On October 23, 2013, Justice Ramos of the New York County Commercial Division issued a decision in Schoonover v. Massachusetts Mut. Life. Ins. Co., 2013 NY Slip Op. 32682(U), reminding insurance companies that they ignore the notice requirements of the Insurance Law at their peril.
In Schoonover, the plaintiffs, trustees of an insurance trust established by a now-deceased partner at Skadden Arps, purchased life insurance from defendant Mass Mutual through Skadden. From the date of issuance until the insured’s retirement, Skadden paid the monthly charges on the policy. Upon the insured’s retirement, Mass Mutual issued a letter of portability. When premiums had thereafter not been paid, Mass Mutual issued non-payment notices to Skadden and then ultimately notices of cancellation to Skadden as well.

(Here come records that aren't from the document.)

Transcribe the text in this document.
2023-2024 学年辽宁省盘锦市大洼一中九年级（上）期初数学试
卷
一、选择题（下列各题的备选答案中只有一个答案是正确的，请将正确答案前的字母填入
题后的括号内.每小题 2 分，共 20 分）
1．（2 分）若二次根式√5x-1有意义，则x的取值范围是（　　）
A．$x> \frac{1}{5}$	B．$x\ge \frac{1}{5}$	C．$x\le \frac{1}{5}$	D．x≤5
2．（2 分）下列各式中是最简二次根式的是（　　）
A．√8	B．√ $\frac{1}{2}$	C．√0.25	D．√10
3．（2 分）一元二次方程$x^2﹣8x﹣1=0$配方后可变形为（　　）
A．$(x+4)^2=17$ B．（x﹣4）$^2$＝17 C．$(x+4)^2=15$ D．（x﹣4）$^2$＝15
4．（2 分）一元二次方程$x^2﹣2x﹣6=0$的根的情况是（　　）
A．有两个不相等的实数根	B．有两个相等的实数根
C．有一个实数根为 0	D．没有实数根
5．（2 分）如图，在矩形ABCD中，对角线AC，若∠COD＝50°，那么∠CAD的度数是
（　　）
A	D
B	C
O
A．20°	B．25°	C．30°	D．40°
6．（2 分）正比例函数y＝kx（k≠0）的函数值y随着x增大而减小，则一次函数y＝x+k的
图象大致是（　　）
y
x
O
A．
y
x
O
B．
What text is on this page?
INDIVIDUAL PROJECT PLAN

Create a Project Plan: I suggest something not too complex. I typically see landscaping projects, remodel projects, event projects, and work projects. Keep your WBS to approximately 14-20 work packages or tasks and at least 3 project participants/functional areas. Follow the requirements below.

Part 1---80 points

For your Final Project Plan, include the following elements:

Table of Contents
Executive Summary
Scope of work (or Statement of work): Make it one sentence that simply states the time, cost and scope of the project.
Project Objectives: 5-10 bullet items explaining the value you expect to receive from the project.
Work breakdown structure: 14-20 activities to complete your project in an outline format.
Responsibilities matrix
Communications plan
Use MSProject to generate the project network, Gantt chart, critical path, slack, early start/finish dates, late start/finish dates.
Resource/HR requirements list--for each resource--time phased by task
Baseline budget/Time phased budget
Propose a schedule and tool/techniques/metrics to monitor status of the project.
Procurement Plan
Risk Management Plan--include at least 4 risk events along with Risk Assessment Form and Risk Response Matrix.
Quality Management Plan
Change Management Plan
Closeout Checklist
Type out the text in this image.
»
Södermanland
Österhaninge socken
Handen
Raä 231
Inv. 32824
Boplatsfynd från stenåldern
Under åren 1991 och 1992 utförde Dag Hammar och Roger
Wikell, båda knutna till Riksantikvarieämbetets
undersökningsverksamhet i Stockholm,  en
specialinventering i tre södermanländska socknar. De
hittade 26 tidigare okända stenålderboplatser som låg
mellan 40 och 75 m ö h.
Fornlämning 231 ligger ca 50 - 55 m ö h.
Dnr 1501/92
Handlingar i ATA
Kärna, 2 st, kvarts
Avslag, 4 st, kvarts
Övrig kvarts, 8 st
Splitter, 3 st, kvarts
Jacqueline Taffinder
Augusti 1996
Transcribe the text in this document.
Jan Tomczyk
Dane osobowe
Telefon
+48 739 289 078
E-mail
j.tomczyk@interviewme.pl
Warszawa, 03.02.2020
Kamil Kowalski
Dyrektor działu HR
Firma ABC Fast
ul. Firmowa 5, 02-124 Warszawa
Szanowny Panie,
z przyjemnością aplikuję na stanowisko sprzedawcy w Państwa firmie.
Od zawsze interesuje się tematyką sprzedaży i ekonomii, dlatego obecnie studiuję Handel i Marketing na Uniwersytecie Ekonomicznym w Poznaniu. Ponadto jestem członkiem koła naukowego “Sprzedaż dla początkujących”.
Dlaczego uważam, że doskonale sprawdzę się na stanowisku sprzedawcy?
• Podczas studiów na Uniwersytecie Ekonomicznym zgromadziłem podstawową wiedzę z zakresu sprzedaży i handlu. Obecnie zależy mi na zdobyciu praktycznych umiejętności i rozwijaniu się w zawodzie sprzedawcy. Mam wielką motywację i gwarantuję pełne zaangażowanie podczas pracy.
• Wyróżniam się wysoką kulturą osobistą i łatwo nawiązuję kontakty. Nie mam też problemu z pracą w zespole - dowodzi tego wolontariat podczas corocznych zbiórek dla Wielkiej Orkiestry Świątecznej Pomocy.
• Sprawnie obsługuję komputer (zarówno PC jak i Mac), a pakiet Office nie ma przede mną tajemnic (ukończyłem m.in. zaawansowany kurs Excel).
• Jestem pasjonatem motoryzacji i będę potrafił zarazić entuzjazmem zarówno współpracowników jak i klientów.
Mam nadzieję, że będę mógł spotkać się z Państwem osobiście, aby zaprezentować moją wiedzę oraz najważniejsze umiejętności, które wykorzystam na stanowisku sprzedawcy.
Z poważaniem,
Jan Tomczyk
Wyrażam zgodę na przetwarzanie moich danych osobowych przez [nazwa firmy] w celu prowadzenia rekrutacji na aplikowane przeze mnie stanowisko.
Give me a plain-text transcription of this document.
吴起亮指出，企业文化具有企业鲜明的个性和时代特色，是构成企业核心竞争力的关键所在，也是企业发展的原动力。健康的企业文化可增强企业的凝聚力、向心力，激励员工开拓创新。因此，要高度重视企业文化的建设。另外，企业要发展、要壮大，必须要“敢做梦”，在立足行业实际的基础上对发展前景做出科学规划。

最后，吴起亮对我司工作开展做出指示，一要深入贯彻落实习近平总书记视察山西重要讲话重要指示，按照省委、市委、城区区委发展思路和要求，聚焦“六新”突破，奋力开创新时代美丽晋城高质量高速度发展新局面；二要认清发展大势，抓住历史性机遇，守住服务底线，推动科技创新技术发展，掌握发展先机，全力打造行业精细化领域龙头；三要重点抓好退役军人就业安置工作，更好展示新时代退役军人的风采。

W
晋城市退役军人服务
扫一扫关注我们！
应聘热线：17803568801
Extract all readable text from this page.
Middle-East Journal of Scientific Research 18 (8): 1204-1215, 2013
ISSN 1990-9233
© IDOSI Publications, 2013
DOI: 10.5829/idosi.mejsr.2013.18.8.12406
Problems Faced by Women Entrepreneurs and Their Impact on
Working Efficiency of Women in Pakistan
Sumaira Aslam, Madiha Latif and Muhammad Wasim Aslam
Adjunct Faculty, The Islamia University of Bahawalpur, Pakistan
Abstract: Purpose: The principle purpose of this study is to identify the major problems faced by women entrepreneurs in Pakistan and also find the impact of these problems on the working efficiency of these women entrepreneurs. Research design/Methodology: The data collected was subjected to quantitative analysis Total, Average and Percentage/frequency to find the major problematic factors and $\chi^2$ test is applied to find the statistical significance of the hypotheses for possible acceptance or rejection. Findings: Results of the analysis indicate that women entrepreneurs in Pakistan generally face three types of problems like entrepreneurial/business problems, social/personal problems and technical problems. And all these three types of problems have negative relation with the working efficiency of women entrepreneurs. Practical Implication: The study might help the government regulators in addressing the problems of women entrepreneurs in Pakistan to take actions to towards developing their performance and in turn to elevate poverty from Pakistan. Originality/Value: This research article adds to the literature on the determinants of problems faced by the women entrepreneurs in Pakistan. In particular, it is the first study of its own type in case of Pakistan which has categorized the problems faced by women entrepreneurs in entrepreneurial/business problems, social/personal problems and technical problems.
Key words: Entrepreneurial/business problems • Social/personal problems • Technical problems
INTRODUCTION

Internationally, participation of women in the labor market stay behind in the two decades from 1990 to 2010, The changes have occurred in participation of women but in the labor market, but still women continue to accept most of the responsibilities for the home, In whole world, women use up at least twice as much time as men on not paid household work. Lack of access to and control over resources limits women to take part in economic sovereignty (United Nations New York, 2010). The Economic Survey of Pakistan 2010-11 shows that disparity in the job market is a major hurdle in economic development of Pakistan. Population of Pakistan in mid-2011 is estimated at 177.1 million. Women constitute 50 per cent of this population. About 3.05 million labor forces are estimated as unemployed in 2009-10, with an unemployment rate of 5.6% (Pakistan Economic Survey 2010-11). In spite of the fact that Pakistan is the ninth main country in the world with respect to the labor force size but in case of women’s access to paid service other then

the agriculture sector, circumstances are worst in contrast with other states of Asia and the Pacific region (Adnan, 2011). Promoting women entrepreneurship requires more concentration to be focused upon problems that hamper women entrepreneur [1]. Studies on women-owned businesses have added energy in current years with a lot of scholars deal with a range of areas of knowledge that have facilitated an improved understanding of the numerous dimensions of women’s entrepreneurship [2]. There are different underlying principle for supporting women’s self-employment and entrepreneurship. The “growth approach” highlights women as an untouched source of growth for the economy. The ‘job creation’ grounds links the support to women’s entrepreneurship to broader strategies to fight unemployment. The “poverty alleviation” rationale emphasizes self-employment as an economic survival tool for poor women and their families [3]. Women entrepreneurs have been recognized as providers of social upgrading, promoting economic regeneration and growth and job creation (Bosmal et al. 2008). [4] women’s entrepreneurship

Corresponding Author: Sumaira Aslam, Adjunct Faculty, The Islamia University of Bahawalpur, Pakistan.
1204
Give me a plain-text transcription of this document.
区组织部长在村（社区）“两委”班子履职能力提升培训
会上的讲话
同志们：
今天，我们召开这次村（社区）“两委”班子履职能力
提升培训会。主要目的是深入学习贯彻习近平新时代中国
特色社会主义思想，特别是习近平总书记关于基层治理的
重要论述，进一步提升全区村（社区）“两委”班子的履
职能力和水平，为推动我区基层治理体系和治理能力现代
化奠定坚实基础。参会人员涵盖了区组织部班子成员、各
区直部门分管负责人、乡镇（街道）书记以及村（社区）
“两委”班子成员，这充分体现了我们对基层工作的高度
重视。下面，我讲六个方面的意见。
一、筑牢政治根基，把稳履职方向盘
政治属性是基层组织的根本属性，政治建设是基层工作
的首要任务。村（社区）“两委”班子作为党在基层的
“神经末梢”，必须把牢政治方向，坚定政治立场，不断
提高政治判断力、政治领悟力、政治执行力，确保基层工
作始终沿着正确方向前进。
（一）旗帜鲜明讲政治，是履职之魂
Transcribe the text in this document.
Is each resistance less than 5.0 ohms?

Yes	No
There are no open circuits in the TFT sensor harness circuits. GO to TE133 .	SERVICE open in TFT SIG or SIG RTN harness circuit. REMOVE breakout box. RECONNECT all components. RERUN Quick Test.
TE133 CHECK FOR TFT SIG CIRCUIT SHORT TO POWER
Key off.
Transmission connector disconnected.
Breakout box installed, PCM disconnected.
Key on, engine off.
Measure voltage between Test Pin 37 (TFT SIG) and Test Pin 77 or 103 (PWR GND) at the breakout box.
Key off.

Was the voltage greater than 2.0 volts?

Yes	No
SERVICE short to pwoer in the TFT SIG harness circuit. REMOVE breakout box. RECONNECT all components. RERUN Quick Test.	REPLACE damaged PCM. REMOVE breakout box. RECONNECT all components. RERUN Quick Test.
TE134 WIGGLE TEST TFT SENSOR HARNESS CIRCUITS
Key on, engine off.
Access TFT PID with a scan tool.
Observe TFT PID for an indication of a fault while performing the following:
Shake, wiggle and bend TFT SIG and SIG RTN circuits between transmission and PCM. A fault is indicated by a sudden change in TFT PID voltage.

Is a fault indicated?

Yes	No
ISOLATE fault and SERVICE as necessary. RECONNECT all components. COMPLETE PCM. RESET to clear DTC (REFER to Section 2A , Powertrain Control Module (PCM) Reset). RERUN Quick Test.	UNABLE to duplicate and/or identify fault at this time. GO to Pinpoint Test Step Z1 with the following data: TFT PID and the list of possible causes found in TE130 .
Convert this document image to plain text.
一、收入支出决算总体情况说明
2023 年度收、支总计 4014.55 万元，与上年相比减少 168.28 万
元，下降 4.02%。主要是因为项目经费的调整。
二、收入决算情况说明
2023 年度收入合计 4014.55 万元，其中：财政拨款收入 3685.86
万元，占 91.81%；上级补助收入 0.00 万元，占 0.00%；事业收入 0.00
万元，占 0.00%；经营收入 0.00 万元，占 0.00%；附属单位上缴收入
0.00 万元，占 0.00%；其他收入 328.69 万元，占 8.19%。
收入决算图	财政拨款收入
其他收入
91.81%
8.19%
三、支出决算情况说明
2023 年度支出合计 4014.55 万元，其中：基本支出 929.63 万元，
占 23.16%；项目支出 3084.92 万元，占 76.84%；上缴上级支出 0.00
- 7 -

Justice Ramos granted summary judgment to the plaintiffs, ruling that the notices to Skadden were not sufficient and that the insurer was required to provide actual notice to the actual address of the insured:
[F]orfeiture of life insurance coverage for nonpayment of premiums is not favored in the law, and will not be enforced absent a clear intention to claim that right. . . . In the same vein, an insurer may not depend upon a default to which its own wrongful act or negligence contributed, and but for which a lapse might not have occurred.
Here, the Certificate and the Policy entitle the Insured to a billing notice after he retired from Skadden, and conditions cancellation of the Policy upon the giving of that notice to him, in addition to a pre-lapse or default notice to the owners of the Certificate, the plaintiffs.
(Internal quotations and citations omitted).